Beyond the Long Night is an incredibly odd game. You play as a little dude that can wear different hats, and those hats can change the gameplay a little bit, but you have to unlock them to wear them. You don’t walk in this game, but instead fly around on a handful of balloons that offer perfect aerial control, allowing you to fly through the air and shoot at the various denizens of caves and temples that are trying to stop you reaching the surface.
Each enemy is a threat, but the world around you is frequently trying to kill you too. There are spike traps that deploy with frightening efficiency, and corridors lined with a mix of timed and proximity-based turrets to try and work your way through. Beyond the Long Night doesn’t want you to succeed, possibly ever, and will throw all manner of things at you as you try and make your way up.

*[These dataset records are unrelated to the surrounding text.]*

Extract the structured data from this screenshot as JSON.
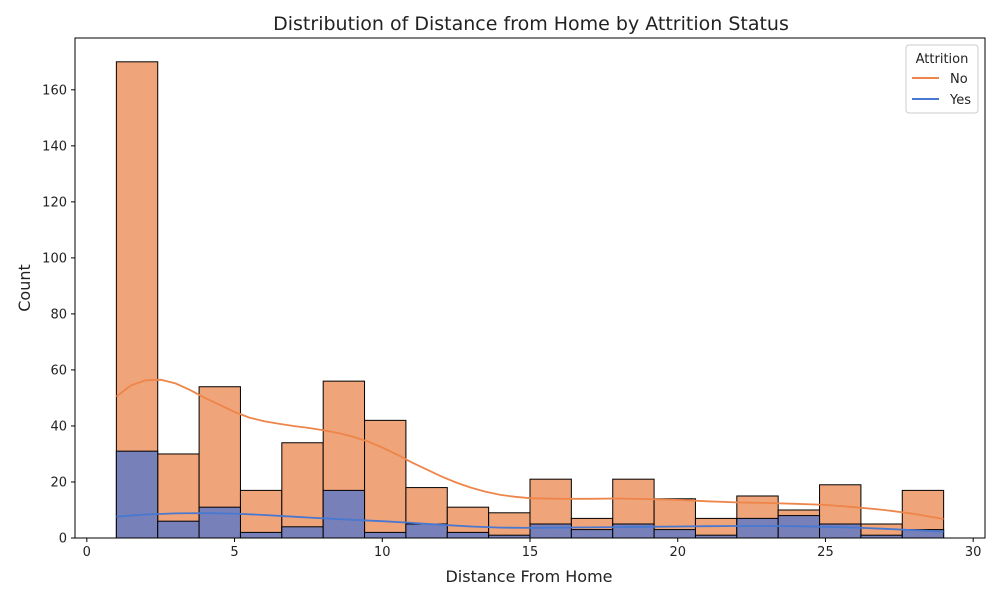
{
  "chart_data": {
    "type": "histogram",
    "title": "Distribution of Distance from Home by Attrition Status",
    "xlabel": "Distance From Home",
    "ylabel": "Count",
    "xlim": [
      -0.4,
      30.4
    ],
    "ylim": [
      0,
      178.5
    ],
    "xticks": [
      0,
      5,
      10,
      15,
      20,
      25,
      30
    ],
    "yticks": [
      0,
      20,
      40,
      60,
      80,
      100,
      120,
      140,
      160
    ],
    "bin_edges": [
      1.0,
      2.4,
      3.8,
      5.2,
      6.6,
      8.0,
      9.4,
      10.8,
      12.2,
      13.6,
      15.0,
      16.4,
      17.8,
      19.2,
      20.6,
      22.0,
      23.4,
      24.8,
      26.2,
      27.6,
      29.0
    ],
    "legend": {
      "title": "Attrition",
      "position": "top-right"
    },
    "series": [
      {
        "name": "No",
        "color": "#f0a479",
        "kde_color": "#ee854a",
        "values": [
          170,
          30,
          54,
          17,
          34,
          56,
          42,
          18,
          11,
          9,
          21,
          7,
          21,
          14,
          7,
          15,
          10,
          19,
          5,
          17
        ],
        "kde": [
          [
            1,
            50.5
          ],
          [
            1.5,
            54.5
          ],
          [
            2,
            56.3
          ],
          [
            2.5,
            56.5
          ],
          [
            3,
            55.2
          ],
          [
            3.5,
            52.8
          ],
          [
            4,
            50
          ],
          [
            4.5,
            47.5
          ],
          [
            5,
            45
          ],
          [
            5.5,
            43
          ],
          [
            6,
            41.7
          ],
          [
            6.5,
            40.8
          ],
          [
            7,
            40
          ],
          [
            7.5,
            39.3
          ],
          [
            8,
            38.5
          ],
          [
            8.5,
            37.5
          ],
          [
            9,
            36.2
          ],
          [
            9.5,
            34.5
          ],
          [
            10,
            32.3
          ],
          [
            10.5,
            29.8
          ],
          [
            11,
            27
          ],
          [
            11.5,
            24.5
          ],
          [
            12,
            22
          ],
          [
            12.5,
            19.8
          ],
          [
            13,
            18
          ],
          [
            13.5,
            16.5
          ],
          [
            14,
            15.4
          ],
          [
            14.5,
            14.7
          ],
          [
            15,
            14.2
          ],
          [
            16,
            14
          ],
          [
            17,
            14
          ],
          [
            18,
            14.1
          ],
          [
            19,
            13.9
          ],
          [
            20,
            13.6
          ],
          [
            21,
            13.1
          ],
          [
            22,
            12.7
          ],
          [
            23,
            12.5
          ],
          [
            24,
            12.2
          ],
          [
            25,
            11.8
          ],
          [
            26,
            11
          ],
          [
            27,
            10
          ],
          [
            28,
            8.6
          ],
          [
            29,
            6.8
          ]
        ]
      },
      {
        "name": "Yes",
        "color": "#7780b9",
        "kde_color": "#4878d0",
        "values": [
          31,
          6,
          11,
          2,
          4,
          17,
          2,
          5,
          2,
          1,
          5,
          3,
          5,
          3,
          1,
          7,
          8,
          5,
          1,
          3
        ],
        "kde": [
          [
            1,
            7.6
          ],
          [
            2,
            8.4
          ],
          [
            3,
            8.8
          ],
          [
            4,
            8.9
          ],
          [
            5,
            8.7
          ],
          [
            6,
            8.2
          ],
          [
            7,
            7.6
          ],
          [
            8,
            7
          ],
          [
            9,
            6.5
          ],
          [
            10,
            6
          ],
          [
            11,
            5.4
          ],
          [
            12,
            4.7
          ],
          [
            13,
            4.1
          ],
          [
            14,
            3.7
          ],
          [
            15,
            3.6
          ],
          [
            16,
            3.7
          ],
          [
            17,
            3.8
          ],
          [
            18,
            3.9
          ],
          [
            19,
            4
          ],
          [
            20,
            4.1
          ],
          [
            21,
            4.2
          ],
          [
            22,
            4.3
          ],
          [
            23,
            4.3
          ],
          [
            24,
            4.2
          ],
          [
            25,
            4
          ],
          [
            26,
            3.7
          ],
          [
            27,
            3.3
          ],
          [
            28,
            2.8
          ],
          [
            29,
            2.3
          ]
        ]
      }
    ]
  }
}
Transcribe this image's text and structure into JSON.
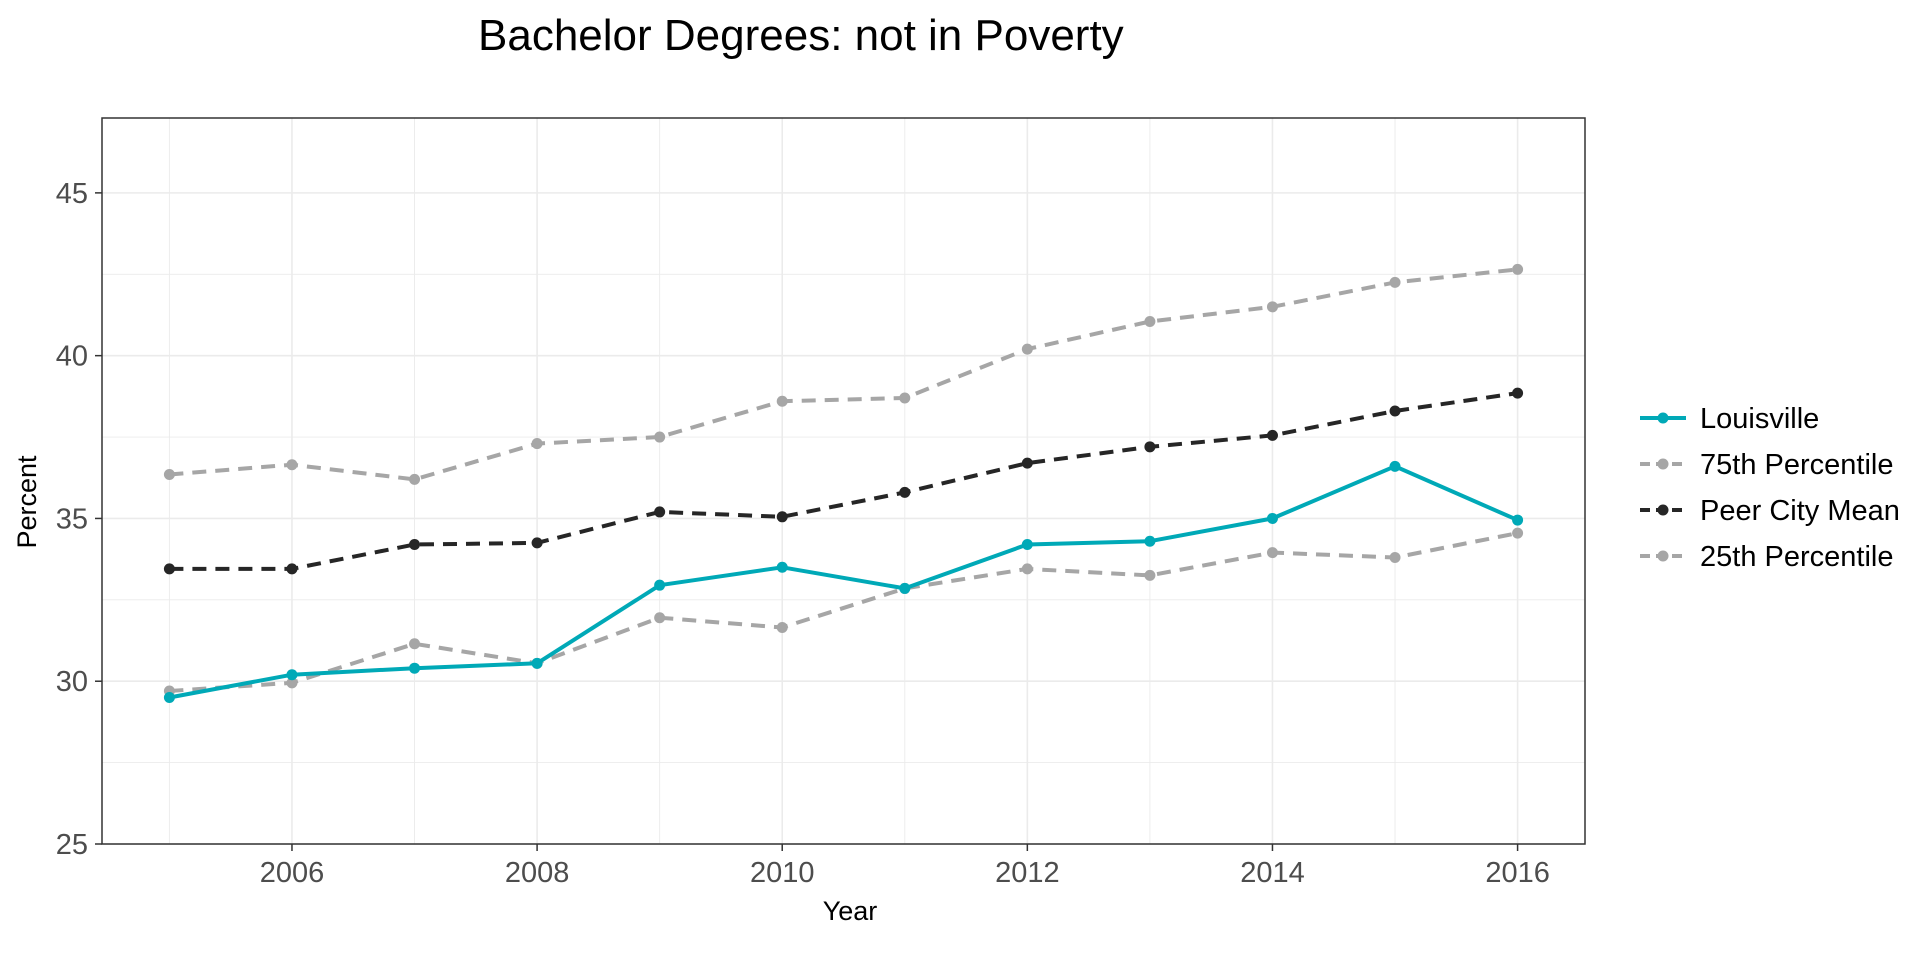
{
  "chart_data": {
    "type": "line",
    "title": "Bachelor Degrees: not in Poverty",
    "xlabel": "Year",
    "ylabel": "Percent",
    "x": [
      2005,
      2006,
      2007,
      2008,
      2009,
      2010,
      2011,
      2012,
      2013,
      2014,
      2015,
      2016
    ],
    "xlim": [
      2004.45,
      2016.55
    ],
    "ylim": [
      25,
      47.3
    ],
    "xticks": [
      2006,
      2008,
      2010,
      2012,
      2014,
      2016
    ],
    "yticks": [
      25,
      30,
      35,
      40,
      45
    ],
    "xtick_labels": [
      "2006",
      "2008",
      "2010",
      "2012",
      "2014",
      "2016"
    ],
    "ytick_labels": [
      "25",
      "30",
      "35",
      "40",
      "45"
    ],
    "grid": true,
    "legend_position": "right",
    "series": [
      {
        "name": "Louisville",
        "color": "#00a9b7",
        "style": "solid",
        "values": [
          29.5,
          30.2,
          30.4,
          30.55,
          32.95,
          33.5,
          32.85,
          34.2,
          34.3,
          35.0,
          36.6,
          34.95
        ]
      },
      {
        "name": "75th Percentile",
        "color": "#a6a6a6",
        "style": "dashed",
        "values": [
          36.35,
          36.65,
          36.2,
          37.3,
          37.5,
          38.6,
          38.7,
          40.2,
          41.05,
          41.5,
          42.25,
          42.65
        ]
      },
      {
        "name": "Peer City Mean",
        "color": "#262626",
        "style": "dashed",
        "values": [
          33.45,
          33.45,
          34.2,
          34.25,
          35.2,
          35.05,
          35.8,
          36.7,
          37.2,
          37.55,
          38.3,
          38.85
        ]
      },
      {
        "name": "25th Percentile",
        "color": "#a6a6a6",
        "style": "dashed",
        "values": [
          29.7,
          29.95,
          31.15,
          30.55,
          31.95,
          31.65,
          32.85,
          33.45,
          33.25,
          33.95,
          33.8,
          34.55
        ]
      }
    ]
  }
}
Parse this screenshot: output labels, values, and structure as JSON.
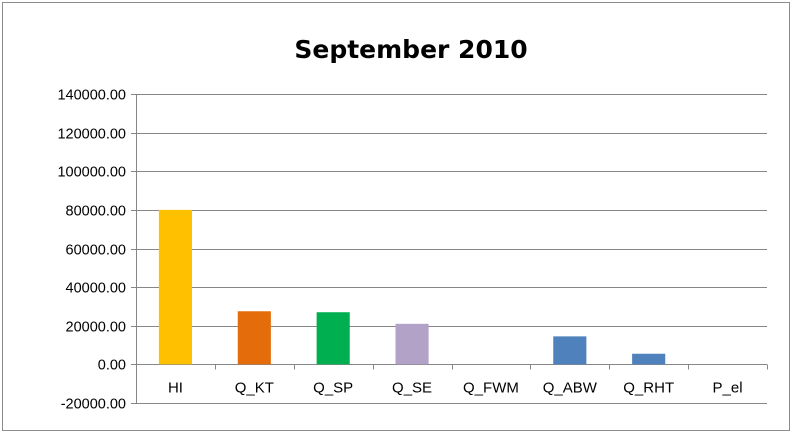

The good news is that there are plenty of upgrades to find, and while one upgrade is good, the real power comes from finding and combining as many as possible. Your initially straight and boring shots can eventually end up wobbling around manically, firing at triple the normal pace, and setting everything they touch ablaze for more damage, and also to clear the way of painful thorns.
You also have a dodge that can be upgraded via some of these items, and superpowers like long-range laser attacks, or shields made up of little ghosts to use. The control scheme is simple and easy to grasp, the enemies are rarely surprising as such, but generally get you if you’re being careless, or just because there are a lot of them in a single room. Make no mistake though, you’re going to die while playing this, and you’re going to die a lot, because it’s incredibly hard.
The things that drive you forward are a mix of that “one more go” feeling that so many roguelikes rely on, and also an interesting bunch of characters you can stumble across in each journey. They all have stories to tell, and talking to them or giving them certain things can help progress all of their tales. It’s a fun way of giving the game some overarching progression, but things can feel sluggish at times when you’ve been hounded by auto-firing turrets too many runs in a row.
Beyond the Long Night is a fascinating game with a lot of difficulty to overcome, and there are plenty of fun systems to play with. It also has the “god run” thing that keeps a lot of roguelikes alive, because getting enough power-ups can have you feeling untouchable right up until the point you mistime a dodge and get skewered by a mix of giant bees and spike traps. It’s undoubtedly fun, but the difficulty curve could be a little bit too much for some.